I went to a job interview this week for a position at Harlequin Enterprises and I think I blew it. I know I rambled too much, perhaps came across as too intellectual for the position, and I’m pretty sure I didn’t always answer the question that was actually asked. In fact, halfway through some of my answers I realized I had already forgotten what was asked.

I am not good at interviews and even overdosing on coffee prior to this interview didn’t help. Neither did the fact that I had to interview with three people at once. As soon as the interview started I found I was so nervous that I forgot everything I’d ever accomplished. I became pre-occupied with giving everyone enough eye contact and wondering if I had provided enough information. I even worried that I looked too desperate for the job. "Do they like me?" "Why isn't that person smiling very much?" I just couldn't stay focused on selling myself.When the interview was over I really couldn’t tell if I had done well or poorly. All I knew was that I was disappointed in myself for not synching the job and let myself have a good cry over it on the way home.

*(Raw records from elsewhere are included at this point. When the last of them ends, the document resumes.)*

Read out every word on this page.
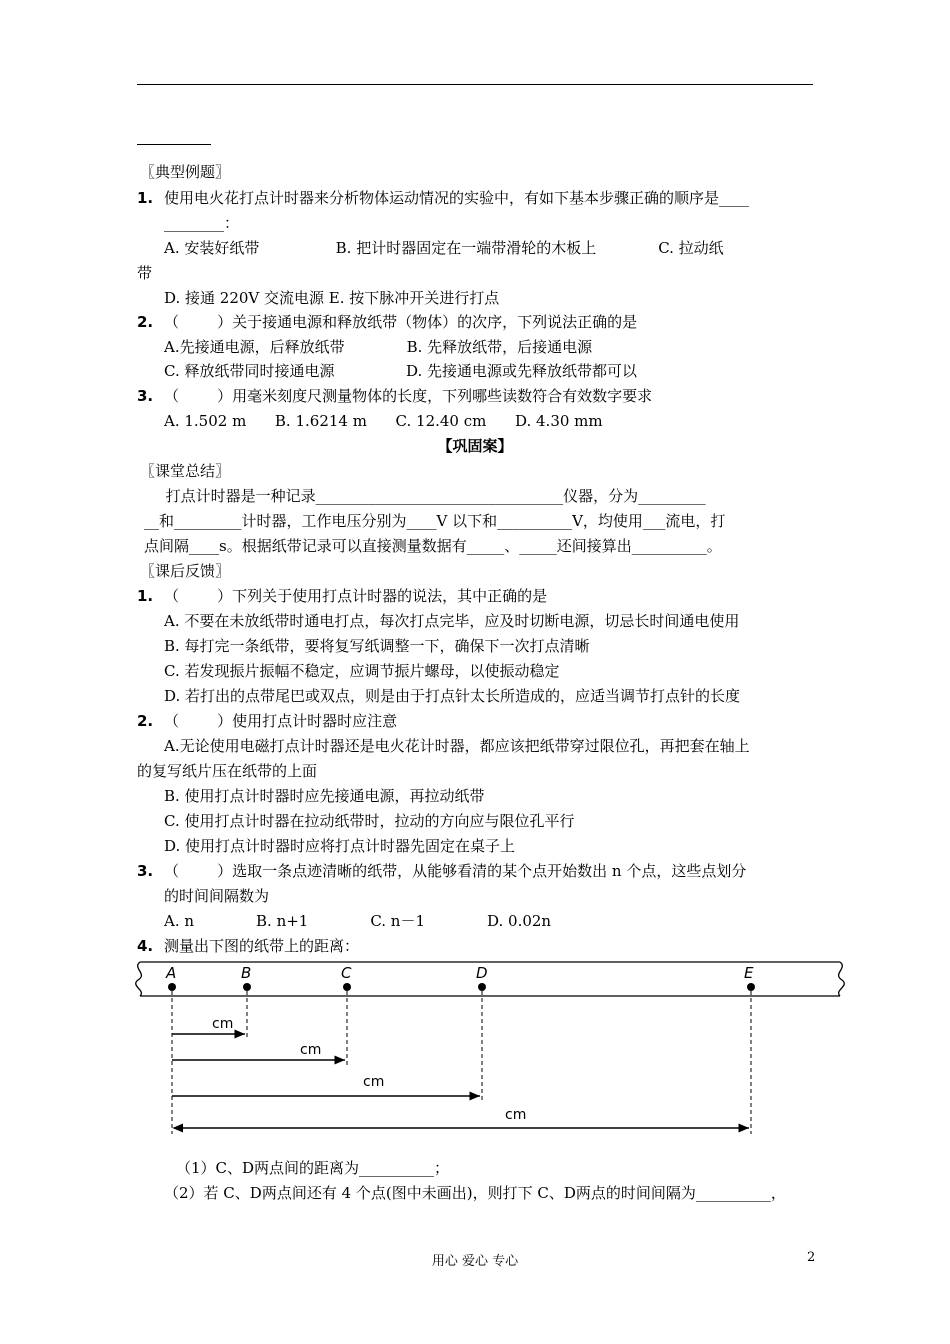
〖典型例题〗
1. 使用电火花打点计时器来分析物体运动情况的实验中，有如下基本步骤正确的顺序是____
________：
A. 安装好纸带                B. 把计时器固定在一端带滑轮的木板上             C. 拉动纸
带
D. 接通 220V 交流电源 E. 按下脉冲开关进行打点
2. （        ）关于接通电源和释放纸带（物体）的次序，下列说法正确的是
A.先接通电源，后释放纸带             B. 先释放纸带，后接通电源
C. 释放纸带同时接通电源               D. 先接通电源或先释放纸带都可以
3. （        ）用毫米刻度尺测量物体的长度，下列哪些读数符合有效数字要求
A. 1.502 m      B. 1.6214 m      C. 12.40 cm      D. 4.30 mm
【巩固案】
〖课堂总结〗
打点计时器是一种记录_________________________________仪器，分为_________
__和_________计时器，工作电压分别为____V 以下和__________V，均使用___流电，打
点间隔____s。根据纸带记录可以直接测量数据有_____、_____还间接算出__________。
〖课后反馈〗
1. （        ）下列关于使用打点计时器的说法，其中正确的是
A. 不要在未放纸带时通电打点，每次打点完毕，应及时切断电源，切忌长时间通电使用
B. 每打完一条纸带，要将复写纸调整一下，确保下一次打点清晰
C. 若发现振片振幅不稳定，应调节振片螺母，以使振动稳定
D. 若打出的点带尾巴或双点，则是由于打点针太长所造成的，应适当调节打点针的长度
2. （        ）使用打点计时器时应注意
A.无论使用电磁打点计时器还是电火花计时器，都应该把纸带穿过限位孔，再把套在轴上
的复写纸片压在纸带的上面
B. 使用打点计时器时应先接通电源，再拉动纸带
C. 使用打点计时器在拉动纸带时，拉动的方向应与限位孔平行
D. 使用打点计时器时应将打点计时器先固定在桌子上
3. （        ）选取一条点迹清晰的纸带，从能够看清的某个点开始数出 n 个点，这些点划分
的时间间隔数为
A. n             B. n+1             C. n－1             D. 0.02n
4. 测量出下图的纸带上的距离：
A	B	C	D	E
cm
cm
cm
cm
（1）C、D两点间的距离为__________；
（2）若 C、D两点间还有 4 个点(图中未画出)，则打下 C、D两点的时间间隔为__________，
用心 爱心 专心	2
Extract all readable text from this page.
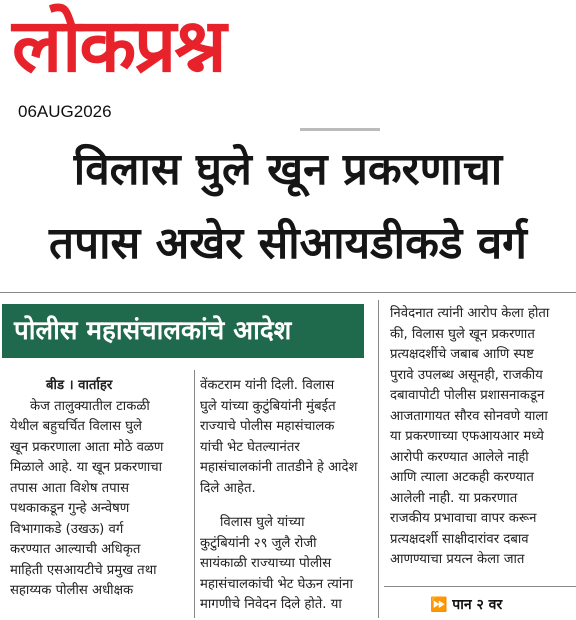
लोकप्रश्न
06AUG2026
विलास घुले खून प्रकरणाचा
तपास अखेर सीआयडीकडे वर्ग
पोलीस महासंचालकांचे आदेश

बीड । वार्ताहर

केज तालुक्यातील टाकळी

येथील बहुचर्चित विलास घुले

खून प्रकरणाला आता मोठे वळण

मिळाले आहे. या खून प्रकरणाचा

तपास आता विशेष तपास

पथकाकडून गुन्हे अन्वेषण

विभागाकडे (उखऊ) वर्ग

करण्यात आल्याची अधिकृत

माहिती एसआयटीचे प्रमुख तथा

सहाय्यक पोलीस अधीक्षक

वेंकटराम यांनी दिली. विलास

घुले यांच्या कुटुंबियांनी मुंबईत

राज्याचे पोलीस महासंचालक

यांची भेट घेतल्यानंतर

महासंचालकांनी तातडीने हे आदेश

दिले आहेत.

विलास घुले यांच्या

कुटुंबियांनी २९ जुलै रोजी

सायंकाळी राज्याच्या पोलीस

महासंचालकांची भेट घेऊन त्यांना

मागणीचे निवेदन दिले होते. या

निवेदनात त्यांनी आरोप केला होता

की, विलास घुले खून प्रकरणात

प्रत्यक्षदर्शीचे जबाब आणि स्पष्ट

पुरावे उपलब्ध असूनही, राजकीय

दबावापोटी पोलीस प्रशासनाकडून

आजतागायत सौरव सोनवणे याला

या प्रकरणाच्या एफआयआर मध्ये

आरोपी करण्यात आलेले नाही

आणि त्याला अटकही करण्यात

आलेली नाही. या प्रकरणात

राजकीय प्रभावाचा वापर करून

प्रत्यक्षदर्शी साक्षीदारांवर दबाव

आणण्याचा प्रयत्न केला जात

⏩ पान २ वर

Along the way I picked up my daughters at their daycare, and as we drove to the house my oldest daughter said, "mom?" She said the word with special emphasis because she had, just two days earlier, decided to call me mom instead of mommy and was still getting used to saying the word.

"Yes, honey?" I asked.

"Did you get the job?" Her kind voice was such a welcome sound after all my self-doubt.

"I don’t know if I got the job," I told her, "but I did my best."

And you know, I guess I did do my best - my honest, rambling, desperate, nervous best. If I don’t get the job I will be very disappointed and may even spend a day imagining a big "L" on my forehead. There could even be some tears. Then, I’ll hear the sweet voices of my daughters and be so thankful, once again, for the amazing job I already do have: being their mom(my). No other job compares.